The nation’s energy boom, stoked by technological advances both onshore and offshore, drove significant economic growth for the oil and gas industry, which also fueled a corresponding population boom in resource-rich areas such as North Dakota and Texas between 2007 and 2012, according to the U.S. Census Bureau.

The bureau’s Economic Census Advance Report, released Wednesday, provides the first comprehensive look at the U.S. economy since the Great Recession, supplying data on a series of key metrics across more than 1,000 industries. The report comes out every five years.

The latest report showed remarkable growth in the “mining, quarrying, and oil and gas extraction sector,” which was among the fastest-growing employers between 2007 and 2012, tracking the renaissance in the country’s onshore oil and gas fields.

Employment across the sector increased by 23% to 903,841 jobs during the five year period, while revenues jumped 34% to $555 billion in the same time.

Economist Ned Hill, chairman of the public affairs department at Cleveland State University, who studies the economic impact of the oil and gas industry, said Wednesday’s advance report will be of critical importance and “serve as a historical benchmark for the industry at a time when the starting pistol was going off.

“It doesn’t surprise me because of where [the report] started from. It sort of predates development in the Bakken, and it’s really a benchmark from when things got started there around 2007, when you had early drilling going on there and the mass deployment of hydraulic fracturing (fracking),” Hill told NGI’s Shale Daily. “The numbers also start from the bottom of a horrible recession. They were very low at the time, and the technology wasn’t there. The only way to go was way up, and the numbers start with the full involvement of the Bakken and the full involvement of the Eagle Ford.”

The five-year period also covers the ascent of other major shale fields such as the Utica and Marcellus in Ohio, West Virginia and Pennsylvania from roughly 2008-2011.

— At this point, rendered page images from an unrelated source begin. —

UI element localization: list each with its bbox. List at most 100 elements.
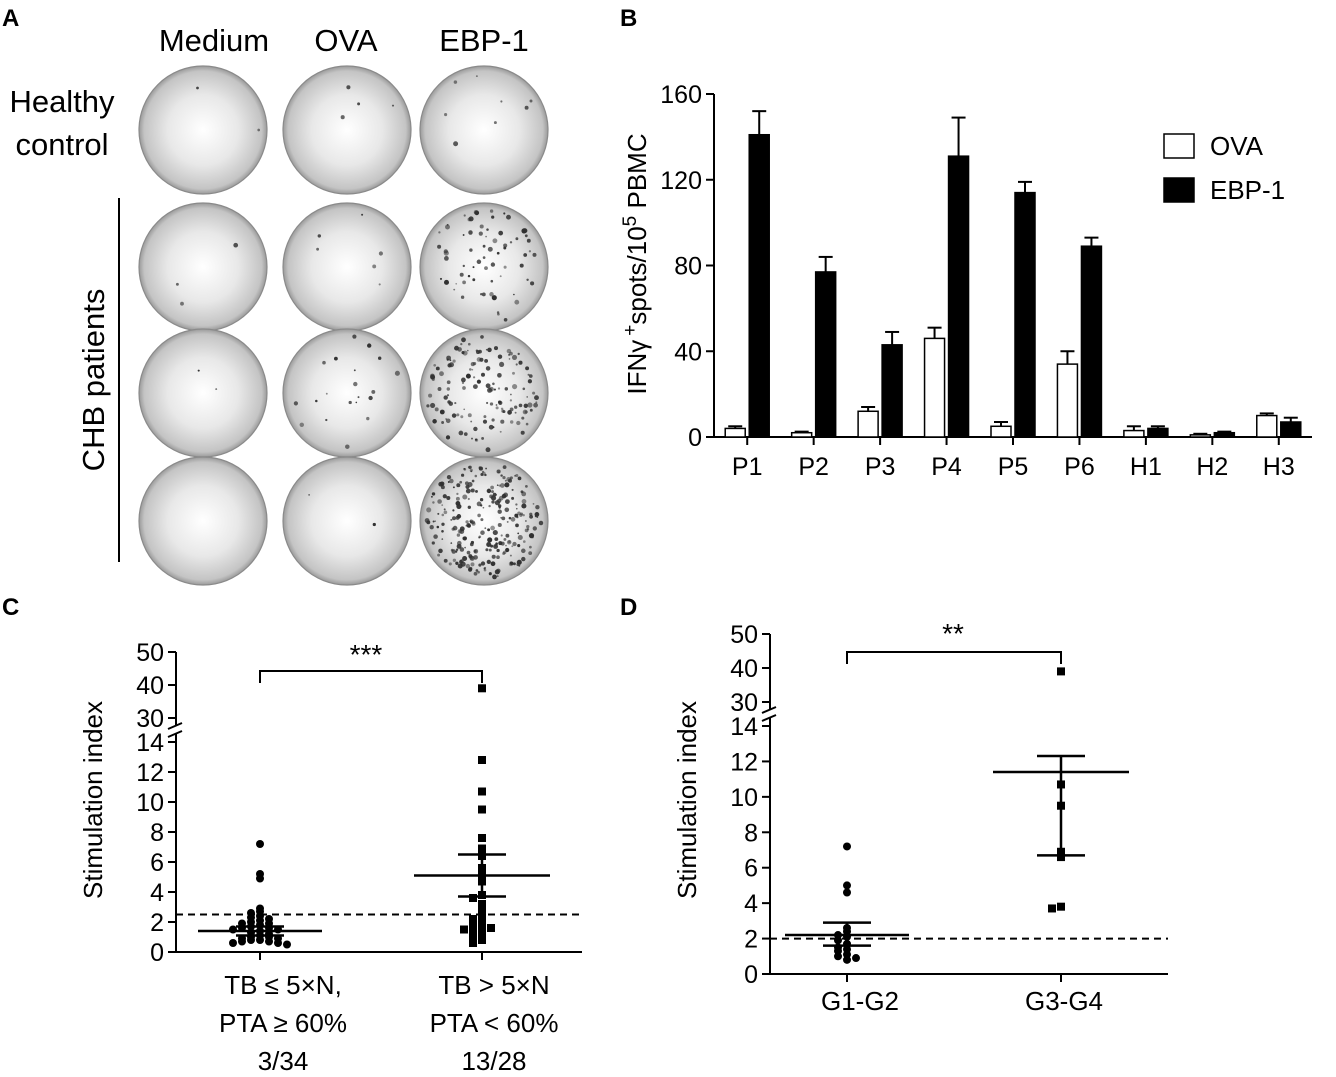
elispot-spot <box>441 421 444 424</box>
elispot-spot <box>471 438 473 440</box>
elispot-spot <box>441 504 443 506</box>
data-point <box>229 939 237 947</box>
elispot-spot <box>521 431 525 435</box>
elispot-spot <box>435 407 439 411</box>
elispot-spot <box>473 376 475 378</box>
elispot-spot <box>437 499 442 504</box>
x-tick-label: H3 <box>1263 453 1295 481</box>
elispot-spot <box>491 216 494 219</box>
elispot-spot <box>468 466 471 469</box>
elispot-spot <box>473 266 475 268</box>
elispot-spot <box>501 408 503 410</box>
elispot-spot <box>432 501 434 503</box>
elispot-spot <box>521 503 526 508</box>
chart-c-significance: *** <box>350 639 383 670</box>
panel-b: B IFNγ+spots/105 PBMC 04080120160P1 P2 P3 P… <box>620 5 1312 481</box>
significance-bracket <box>847 652 1061 664</box>
bar-ebp-1 <box>949 156 969 437</box>
elispot-spot <box>535 515 537 517</box>
elispot-spot <box>486 228 489 231</box>
elispot-spot <box>521 228 526 233</box>
elispot-spot <box>476 569 479 572</box>
elispot-spot <box>492 555 496 559</box>
elispot-spot <box>500 275 502 277</box>
elispot-spot <box>361 214 363 216</box>
y-tick-label: 40 <box>730 655 758 683</box>
elispot-spot <box>511 545 513 547</box>
y-tick-label: 0 <box>744 961 758 989</box>
elispot-spot <box>438 549 443 554</box>
legend-swatch-ebp1 <box>1164 178 1194 202</box>
data-point <box>478 845 486 853</box>
elispot-spot <box>490 209 493 212</box>
elispot-spot <box>471 541 474 544</box>
elispot-spot <box>460 273 464 277</box>
y-tick-label: 30 <box>136 705 164 733</box>
elispot-spot <box>505 387 508 390</box>
elispot-spot <box>526 525 529 528</box>
elispot-spot <box>497 311 499 313</box>
elispot-spot <box>354 369 356 371</box>
elispot-spot <box>456 497 460 501</box>
elispot-well <box>139 66 267 194</box>
elispot-spot <box>484 359 488 363</box>
elispot-spot <box>486 447 491 452</box>
elispot-spot <box>441 538 443 540</box>
elispot-spot <box>498 401 501 404</box>
elispot-spot <box>432 541 435 544</box>
elispot-spot <box>458 564 463 569</box>
elispot-spot <box>456 493 458 495</box>
x-tick-label: H1 <box>1130 453 1162 481</box>
y-tick-label: 120 <box>660 167 702 195</box>
elispot-spot <box>529 250 531 252</box>
elispot-spot <box>473 362 476 365</box>
bar-ova <box>1190 435 1210 437</box>
y-tick-label: 160 <box>660 81 702 109</box>
elispot-spot <box>512 489 514 491</box>
elispot-spot <box>196 87 199 90</box>
elispot-spot <box>487 489 491 493</box>
elispot-spot <box>498 510 502 514</box>
elispot-spot <box>523 253 527 257</box>
elispot-spot <box>513 562 516 565</box>
elispot-spot <box>508 354 510 356</box>
elispot-spot <box>492 383 495 386</box>
elispot-spot <box>447 387 450 390</box>
elispot-spot <box>499 496 504 501</box>
elispot-spot <box>498 387 500 389</box>
col-header-ebp1: EBP-1 <box>439 23 529 58</box>
elispot-spot <box>425 518 430 523</box>
elispot-spot <box>465 485 469 489</box>
elispot-spot <box>357 102 360 105</box>
elispot-spot <box>463 468 466 471</box>
elispot-spot <box>504 507 509 512</box>
y-tick-label: 80 <box>674 253 702 281</box>
elispot-spot <box>533 503 535 505</box>
elispot-spot <box>503 410 506 413</box>
elispot-spot <box>498 471 500 473</box>
elispot-spot <box>517 560 522 565</box>
elispot-spot <box>475 438 477 440</box>
elispot-spot <box>512 542 516 546</box>
elispot-spot <box>525 366 529 370</box>
y-tick-label: 10 <box>730 784 758 812</box>
elispot-spot <box>468 413 472 417</box>
elispot-spot <box>379 251 383 255</box>
elispot-spot <box>494 537 498 541</box>
elispot-spot <box>500 483 505 488</box>
elispot-spot <box>533 253 537 257</box>
elispot-spot <box>450 542 452 544</box>
elispot-spot <box>308 494 310 496</box>
chart-c: 02468101214304050 <box>136 639 582 967</box>
data-point <box>843 881 851 889</box>
elispot-spot <box>469 248 472 251</box>
row-label-chb-patients: CHB patients <box>76 289 111 472</box>
data-point <box>460 926 468 934</box>
data-point <box>478 756 486 764</box>
elispot-spot <box>520 264 524 268</box>
elispot-spot <box>257 129 260 132</box>
bar-ebp-1 <box>1214 433 1234 437</box>
y-tick-label: 14 <box>730 713 758 741</box>
elispot-spot <box>501 534 503 536</box>
elispot-spot <box>517 544 520 547</box>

Often referred to as the “industrial census,” the report showed that the number of business establishments within the mining, quarrying, and oil and gas sector rose by 26%. The oil and gas industry alone employed about 192,000 people, for a 27% increase over the five-year period, while revenues grew by 31% to reach $333 billion and payroll grew by 60% to hit $15.4 billion.

“If the data comes from the federal government, we always ask where it came from and how,” Hill said. “We don’t take it with an uncritical eye, but given how this report comes from [Internal Revenue Service] data and the bureau’s longitudinal data, it is highly accurate and one of the crown jewels of the census department.”

Still, Hill said it’s important that the public and business leaders fight the urge of “irrational exuberance” surrounding the industry’s trajectory, as certain factors will influence its growth rate going forward. He did say, however, that if the price of natural gas goes up and if demand for more hydrocarbons persists in the automotive and industrial sectors, among other things, the bureau’s next industrial census is likely to show even more increases for the industry.

Wednesday’s release was only a national survey. The bureau will publish more detailed reports by geography and industry over the next two years.

Analysts at Wells Fargo Securities said the report’s authority should help influence national and state policies at a time when the oil and gas industry is experiencing pockets of resistance and pushing for more exports amidst geopolitical crises like the one unfolding between Russia and Ukraine.

“In our view, the report underscored the importance of oil and gas in a still-fragile economy,” the bank said in a note to clients. “While we are not economists or political experts, we believe it would be tough for any politician to push hard against an industry that is creating quality jobs in the current economic state.”

A separate report on population estimates released by the bureau on Thursday showed that oil- and gas-rich areas in and near the Great Plains contained many of the fastest growing areas in the country last year. Of the nation’s 10 fastest-growing metropolitan statistical areas, six were within or near the Great Plains and near to some of the country’s largest oil and gas fields, including Odessa, TX; Midland, TX; Fargo, ND; Bismarck, ND; Casper, WY and Austin-Round Rock, TX.

The same was true of micropolitan statistical areas, those ranging in size from 10,000 to 50,000 people, near oil and gas development. Seven of the fastest growing micro-areas were located in or near the Great Plains, with Williston, ND, ranked first in growth, followed by Dickinson, ND, and Andrews, TX.

Although the rapid pace of development in the Bakken Shale has strained housing, schools, infrastructure and social services in North Dakota, officials there welcomed the bureau’s latest reports. As recently as 2007, state records indicate that North Dakota was experiencing a net out-migration, or exodus of its population. Since the rebirth of oil and gas development in the state, Kevin Iverson, manager of the census office at the North Dakota Department of Commerce says the changes have been dramatic.

“The growth was widespread across all regions of the state with 38 of the state’s 53 counties gaining population,” Iverson said. “This is a major turnaround from just a few years ago when only a handful of counties experienced growth and the majority experienced yearly declines in population.”

The population boom has led to a sharp spike in the state’s employment, and oil and gas development there continues to attract more investment and new workers to the state, said Commerce Commissioner Al Anderson.